Okay, so you tried everything and your script is still obfuscated and you have no idea what else to do…
Well, in this case you’ll want to utilize a debugger and start doing some more dynamic analysis. Our goal in this case is to circumvent the obfuscation and seek out any silver bullets in the form of eval functions or string decoding routines. Going back to the ”resolve what you can first” approach, you also might want to start out by commenting out code sections to restrict program execution. Sidestepping C2 and download functions with the aid of a debugger may also be necessary.
If you follow the function that is highlighted in green in the above example, you can see that it is referred to several times. It takes as input one hexadecimal string and one alphanumeric string with varying letter cases, and returns a value. Based off of the context in which the function is called (as part of a native scripting language function call in most cases), the returned value is presumed to be a string. Thus, we can hypothesize that this function is a string decoding routine. Since we are using a debugger, we don’t need to manually perform the decoding or reverse engineer all of its inner workings. We can simply set breakpoints before the function is called and prior to the function being returned in order to resolve what the decoded strings are. Once we resolve the decoded strings, we can replace them inline with the code or place them as inline comments as I did in the sample code.
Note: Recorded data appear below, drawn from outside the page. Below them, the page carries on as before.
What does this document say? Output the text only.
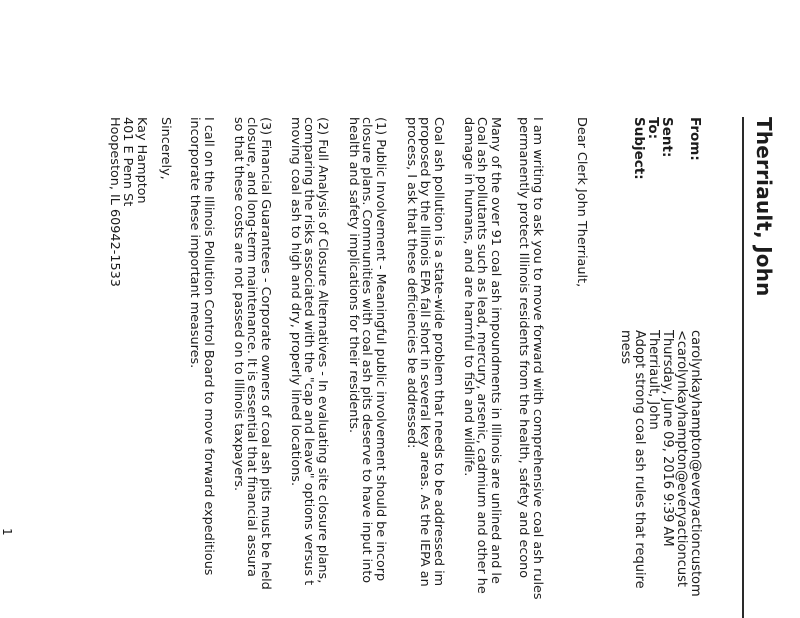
Therriault, John
From:
carolynkayhampton@everyactioncustom
<carolynkayhampton@everyactioncust
Sent:
Thursday, June 09, 2016 9:39 AM
To:
Therriault, John
Subject:
Adopt strong coal ash rules that require
mess
Dear Clerk John Therriault,
I am writing to ask you to move forward with comprehensive coal ash rules
permanently protect Illinois residents from the health, safety and econo
Many of the over 91 coal ash impoundments in Illinois are unlined and le
Coal ash pollutants such as lead, mercury, arsenic, cadmium and other he
damage in humans, and are harmful to fish and wildlife.
Coal ash pollution is a state-wide problem that needs to be addressed im
proposed by the Illinois EPA fall short in several key areas. As the IEPA an
process, I ask that these deficiencies be addressed:
(1) Public Involvement - Meaningful public involvement should be incorp
closure plans. Communities with coal ash pits deserve to have input into
health and safety implications for their residents.
(2) Full Analysis of Closure Alternatives - In evaluating site closure plans,
comparing the risks associated with the "cap and leave" options versus t
moving coal ash to high and dry, properly lined locations.
(3) Financial Guarantees - Corporate owners of coal ash pits must be held
closure, and long-term maintenance. It is essential that financial assura
so that these costs are not passed on to Illinois taxpayers.
I call on the Illinois Pollution Control Board to move forward expeditious
incorporate these important measures.
Sincerely,
Kay Hampton
401 E Penn St
Hoopeston, IL 60942-1533
1
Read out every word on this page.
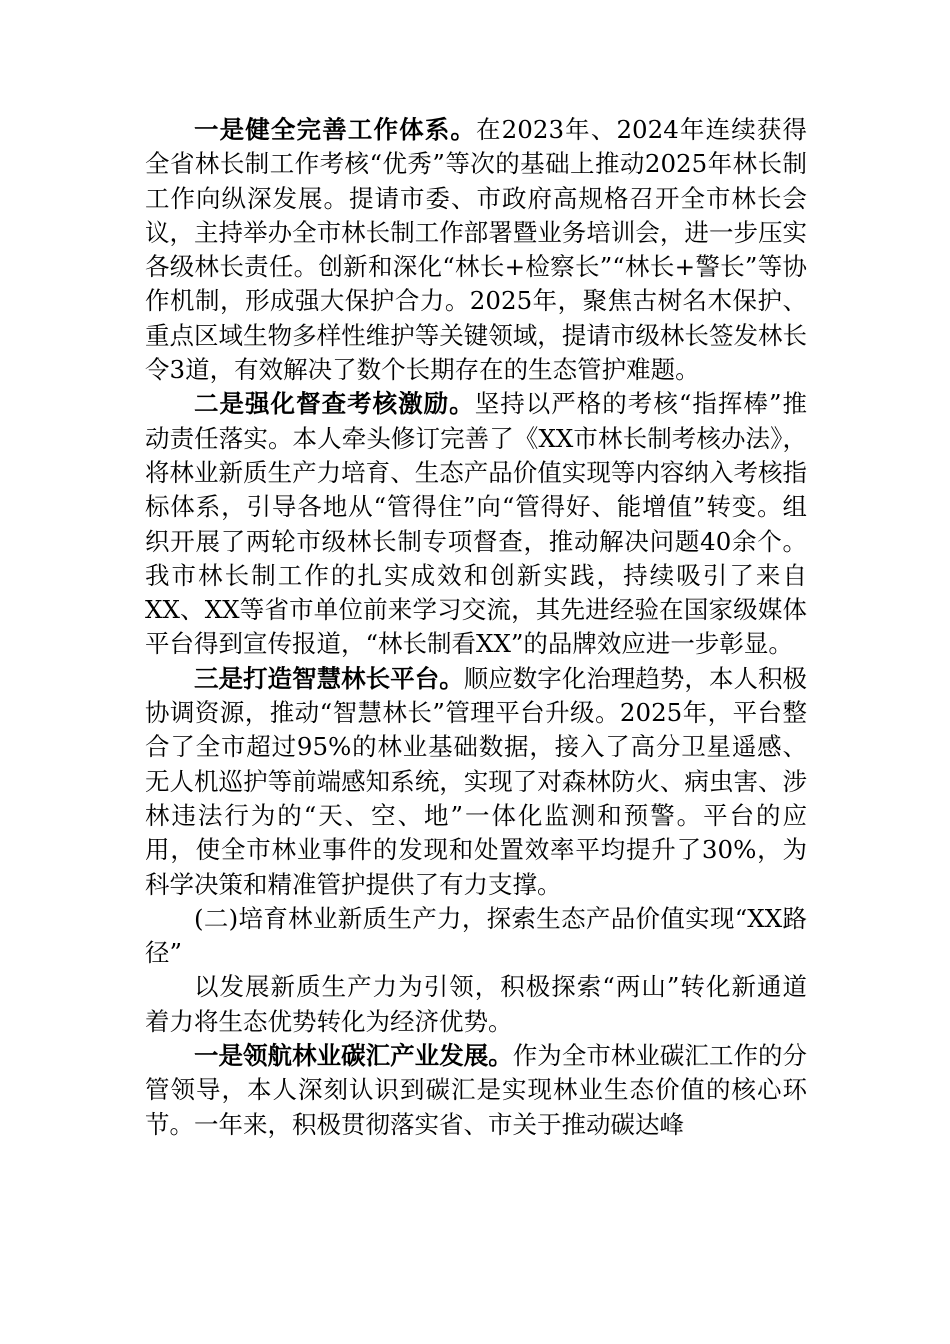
一是健全完善工作体系。在2023年、2024年连续获得全省林长制工作考核“优秀”等次的基础上推动2025年林长制工作向纵深发展。提请市委、市政府高规格召开全市林长会议，主持举办全市林长制工作部署暨业务培训会，进一步压实各级林长责任。创新和深化“林长+检察长”“林长+警长”等协作机制，形成强大保护合力。2025年，聚焦古树名木保护、重点区域生物多样性维护等关键领域，提请市级林长签发林长令3道，有效解决了数个长期存在的生态管护难题。

二是强化督查考核激励。坚持以严格的考核“指挥棒”推动责任落实。本人牵头修订完善了《XX市林长制考核办法》，将林业新质生产力培育、生态产品价值实现等内容纳入考核指标体系，引导各地从“管得住”向“管得好、能增值”转变。组织开展了两轮市级林长制专项督查，推动解决问题40余个。我市林长制工作的扎实成效和创新实践，持续吸引了来自XX、XX等省市单位前来学习交流，其先进经验在国家级媒体平台得到宣传报道，“林长制看XX”的品牌效应进一步彰显。

三是打造智慧林长平台。顺应数字化治理趋势，本人积极协调资源，推动“智慧林长”管理平台升级。2025年，平台整合了全市超过95%的林业基础数据，接入了高分卫星遥感、无人机巡护等前端感知系统，实现了对森林防火、病虫害、涉林违法行为的“天、空、地”一体化监测和预警。平台的应用，使全市林业事件的发现和处置效率平均提升了30%，为科学决策和精准管护提供了有力支撑。

(二)培育林业新质生产力，探索生态产品价值实现“XX路径”

以发展新质生产力为引领，积极探索“两山”转化新通道着力将生态优势转化为经济优势。

一是领航林业碳汇产业发展。作为全市林业碳汇工作的分管领导，本人深刻认识到碳汇是实现林业生态价值的核心环节。一年来，积极贯彻落实省、市关于推动碳达峰
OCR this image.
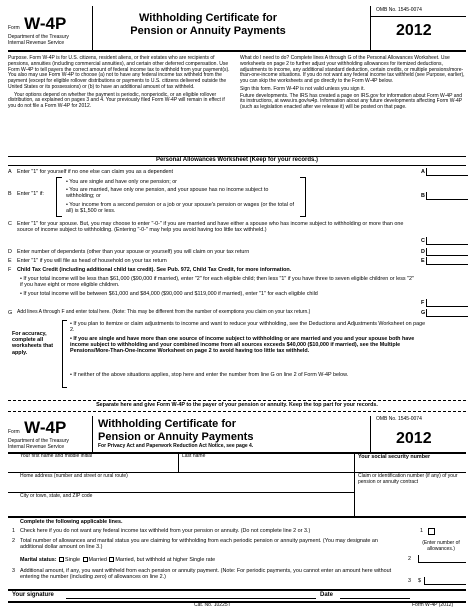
Form W-4P
Department of the Treasury
Internal Revenue Service
Withholding Certificate for
Pension or Annuity Payments
OMB No. 1545-0074
2012
Purpose. Form W-4P is for U.S. citizens, resident aliens, or their estates who are recipients of pensions, annuities (including commercial annuities), and certain other deferred compensation. Use Form W-4P to tell payers the correct amount of federal income tax to withhold from your payment(s). You also may use Form W-4P to choose (a) not to have any federal income tax withheld from the payment (except for eligible rollover distributions or payments to U.S. citizens delivered outside the United States or its possessions) or (b) to have an additional amount of tax withheld.
Your options depend on whether the payment is periodic, nonperiodic, or an eligible rollover distribution, as explained on pages 3 and 4. Your previously filed Form W-4P will remain in effect if you do not file a Form W-4P for 2012.
What do I need to do? Complete lines A through G of the Personal Allowances Worksheet. Use worksheets on page 2 to further adjust your withholding allowances for itemized deductions, adjustments to income, any additional standard deduction, certain credits, or multiple pensions/more-than-one-income situations. If you do not want any federal income tax withheld (see Purpose, earlier), you can skip the worksheets and go directly to the Form W-4P below.
Sign this form. Form W-4P is not valid unless you sign it.
Future developments. The IRS has created a page on IRS.gov for information about Form W-4P and its instructions, at www.irs.gov/w4p. Information about any future developments affecting Form W-4P (such as legislation enacted after we release it) will be posted on that page.
Personal Allowances Worksheet (Keep for your records.)
A Enter "1" for yourself if no one else can claim you as a dependent	A
B Enter "1" if:
• You are single and have only one pension; or
• You are married, have only one pension, and your spouse has no income subject to withholding; or
• Your income from a second pension or a job or your spouse's pension or wages (or the total of all) is $1,500 or less.
B
C Enter "1" for your spouse. But, you may choose to enter "-0-" if you are married and have either a spouse who has income subject to withholding or more than one source of income subject to withholding. (Entering "-0-" may help you avoid having too little tax withheld.)
C
D Enter number of dependents (other than your spouse or yourself) you will claim on your tax return	D
E Enter "1" if you will file as head of household on your tax return	E
F Child Tax Credit (including additional child tax credit). See Pub. 972, Child Tax Credit, for more information.
• If your total income will be less than $61,000 ($90,000 if married), enter "2" for each eligible child; then less "1" if you have three to seven eligible children or less "2" if you have eight or more eligible children.
• If your total income will be between $61,000 and $84,000 ($90,000 and $119,000 if married), enter "1" for each eligible child
F
G Add lines A through F and enter total here. (Note: This may be different from the number of exemptions you claim on your tax return.)	G
For accuracy, complete all worksheets that apply.
• If you plan to itemize or claim adjustments to income and want to reduce your withholding, see the Deductions and Adjustments Worksheet on page 2.
• If you are single and have more than one source of income subject to withholding or are married and you and your spouse both have income subject to withholding and your combined income from all sources exceeds $40,000 ($10,000 if married), see the Multiple Pensions/More-Than-One-Income Worksheet on page 2 to avoid having too little tax withheld.
• If neither of the above situations applies, stop here and enter the number from line G on line 2 of Form W-4P below.
Separate here and give Form W-4P to the payer of your pension or annuity. Keep the top part for your records.
Form W-4P
Department of the Treasury
Internal Revenue Service
Withholding Certificate for
Pension or Annuity Payments
For Privacy Act and Paperwork Reduction Act Notice, see page 4.
OMB No. 1545-0074
2012
Your first name and middle initial	Last name	Your social security number
Home address (number and street or rural route)	Claim or identification number (if any) of your pension or annuity contract
City or town, state, and ZIP code
Complete the following applicable lines.
1 Check here if you do not want any federal income tax withheld from your pension or annuity. (Do not complete line 2 or 3.)	1
2 Total number of allowances and marital status you are claiming for withholding from each periodic pension or annuity payment. (You may designate an additional dollar amount on line 3.)
Marital status: Single Married Married, but withhold at higher Single rate
(Enter number of allowances.)
2
3 Additional amount, if any, you want withheld from each pension or annuity payment. (Note: For periodic payments, you cannot enter an amount here without entering the number (including zero) of allowances on line 2.)
3 $
Your signature	Date
Cat. No. 10225T	Form W-4P (2012)
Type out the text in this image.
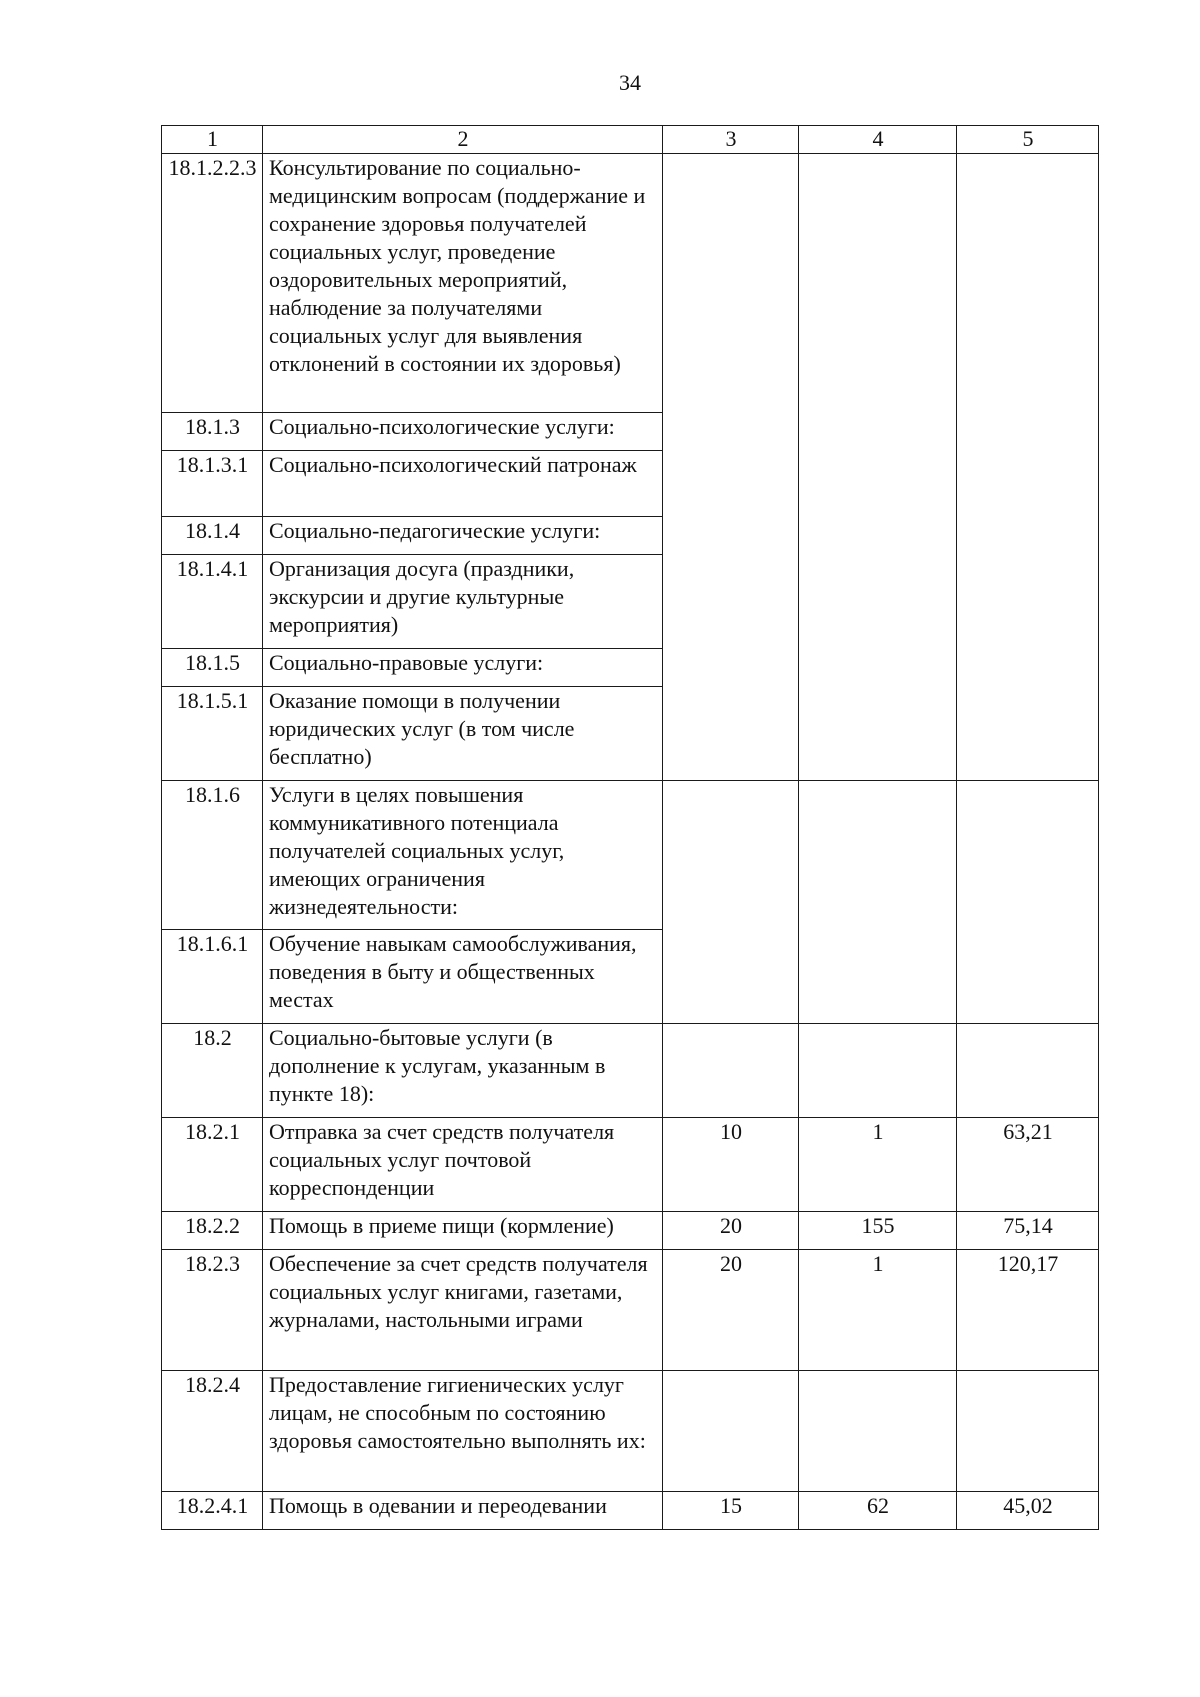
34
1	2	3	4	5
18.1.2.2.3	Консультирование по социально-медицинским вопросам (поддержание и сохранение здоровья получателей социальных услуг, проведение оздоровительных мероприятий, наблюдение за получателями социальных услуг для выявления отклонений в состоянии их здоровья)			
18.1.3	Социально-психологические услуги:			
18.1.3.1	Социально-психологический патронаж			
18.1.4	Социально-педагогические услуги:			
18.1.4.1	Организация досуга (праздники, экскурсии и другие культурные мероприятия)			
18.1.5	Социально-правовые услуги:			
18.1.5.1	Оказание помощи в получении юридических услуг (в том числе бесплатно)			
18.1.6	Услуги в целях повышения коммуникативного потенциала получателей социальных услуг, имеющих ограничения жизнедеятельности:			
18.1.6.1	Обучение навыкам самообслуживания, поведения в быту и общественных местах			
18.2	Социально-бытовые услуги (в дополнение к услугам, указанным в пункте 18):			
18.2.1	Отправка за счет средств получателя социальных услуг почтовой корреспонденции	10	1	63,21
18.2.2	Помощь в приеме пищи (кормление)	20	155	75,14
18.2.3	Обеспечение за счет средств получателя социальных услуг книгами, газетами, журналами, настольными играми	20	1	120,17
18.2.4	Предоставление гигиенических услуг лицам, не способным по состоянию здоровья самостоятельно выполнять их:			
18.2.4.1	Помощь в одевании и переодевании	15	62	45,02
Script deobfuscation doesn't require any overly sophisticated tools. Your end result should be simple, human-readable code that is logically equivalent to the original obfuscated script. As part of the process, rely on your intuition to guide you, and resolve smaller sections of code in order to derive context to how they’re used. When provided the opportunity, removing unnecessary code and simplifying code sections can help to make the overall script much more readable and easier to comprehend. Finally, be sure to consult the official scripting language documentation when needed. These simple yet effective tips should provide a range of techniques next time you encounter obfuscated code. Good luck!